Dia tidak langsung dieksekusi: saat itu adalah bulan libur, dan semua eksekusi ditunda. Teman-temannya menyarankan agar dia melarikan diri dari penjara; dia berkata: “Mengapa? Melanggar hukum dan benar-benar pantas mendapat hukuman? Dan dimana? Apakah ada tempat di mana orang tidak mati?” Mereka mengatakan kepadanya, ”Tetapi sungguh menyakitkan melihat kamu menderita secara tidak wajar!” Dia menjawab: “Apakah Anda ingin hal itu layak diterima?” Mereka bertanya kepadanya: “Bagaimana cara menguburkanmu?” Dia menjawab: “Kamu tidak mendengarkanku dengan baik jika kamu berkata demikian: kamu tidak akan menguburkanku, tetapi mayatku.”

Antonio Canova. Socrates mengambil secangkir hemlock (akhir abad ke-18, Possagno, Hypsoteca Canoviana)

Mereka dieksekusi dengan racun di Athena. Socrates diberi cangkir - dia meminumnya sampai habis. Teman-temannya mulai menangis - dia berkata: "Sst, sst: kamu harus mati dengan cara yang baik!" Tubuhnya mulai kedinginan, ia pun berbaring. Ketika hawa dingin menghampiri hatinya, dia berkata: “Berkorbanlah kepada dewa kesembuhan.” Ini adalah kata-kata terakhirnya.
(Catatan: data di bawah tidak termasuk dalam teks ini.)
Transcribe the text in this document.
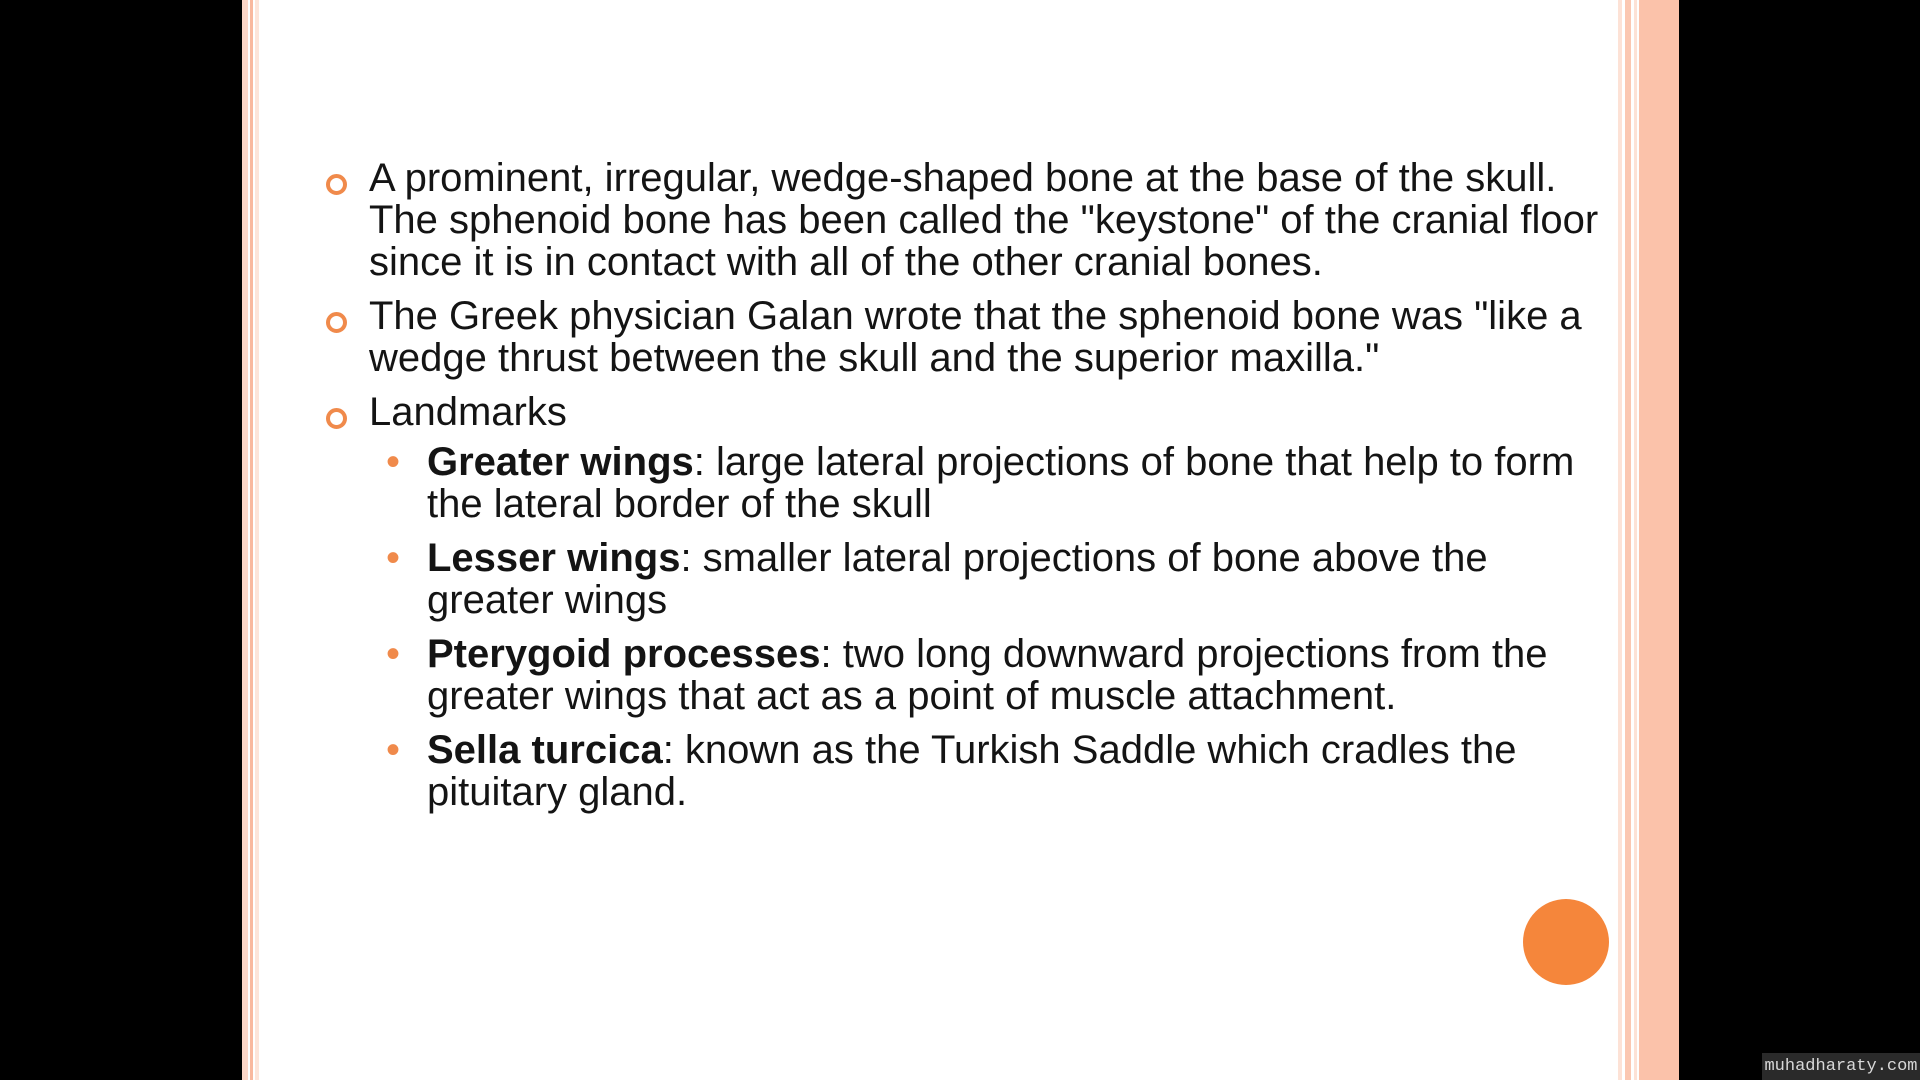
A prominent, irregular, wedge-shaped bone at the base of the skull. The sphenoid bone has been called the "keystone" of the cranial floor since it is in contact with all of the other cranial bones.
The Greek physician Galan wrote that the sphenoid bone was "like a wedge thrust between the skull and the superior maxilla."
Landmarks
• Greater wings: large lateral projections of bone that help to form the lateral border of the skull
• Lesser wings: smaller lateral projections of bone above the greater wings
• Pterygoid processes: two long downward projections from the greater wings that act as a point of muscle attachment.
• Sella turcica: known as the Turkish Saddle which cradles the pituitary gland.
muhadharaty.com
Artinya, Socrates seharusnya dieksekusi hampir sebulan setelah orang Athena menjatuhkan hukuman yang pada dasarnya tidak adil. Para penuduhnya adalah para demokrat utama Athena, semacam "elit sosial-politik" - penyair sipil Meletus, pejuang tiran Anytus, orator demokrasi Lykon. Mereka mengadilinya atas nama penguasa besar Athena - Pericles, Themistocles. Mereka diadili, tentu saja, atas tuduhan yang dibuat-buat - tetapi filsuf yang keras kepala dan keras kepala itu benar-benar muak. Socrates tidak menentang pengadilan seperti itu, pengadilan rakyat.Pendebat hebat Socrates tidak menyukai kefasihan kosong - dia memutuskan untuk membela diri, berbicara, seperti yang Anda lihat, kata-kata paling sederhana, dan - memenangkan begitu banyak perselisihan! - proses ini hilang.Teman-temannya menyarankan agar dia melarikan diri, namun Socrates menolak mentah-mentah. Mengapa? Karena Socrates tidak dapat menempatkan dirinya di atas hukum, meskipun hukum ini tidak benar atau diterapkan secara tidak adil,itu bertentangan dengan apa yang dia sendiri katakan dan ajarkan.Bagi Socrates, Hukum lebih tinggi, lebih penting dibandingkan Socrates.

Hukumnya sendiri tidak menjadi buruk, hanya saja diterapkan oleh oknum yang tidak bermoral. Jika Socrates melarikan diri, dia akan melanggar hukum dengan cara yang sama seperti para penuduhnya melanggar hukum, seperti yang mereka katakan - "hukum adalah sebuah drawbar." Namun melalui tindakannya, Socrates sekali lagi menegaskan persyaratan, etikanya - rasionalitas dan ketaatan pada hukum. Baginya, melarikan diri lebih buruk dari kematian. Para penuduh berpikir bahwa mereka bisa menjadi lebih tinggi dari Socrates dengan menjatuhkan hukuman mati padanya - Socrates menjadi lebih tinggi dari mereka, tanpa menginjak-injak hukum, tanpa mempermalukan dirinya sendiri, tetapi sebaliknya - memberikan contoh ketaatan pada hukum, tanpa meninggalkan keyakinannya, esensinya.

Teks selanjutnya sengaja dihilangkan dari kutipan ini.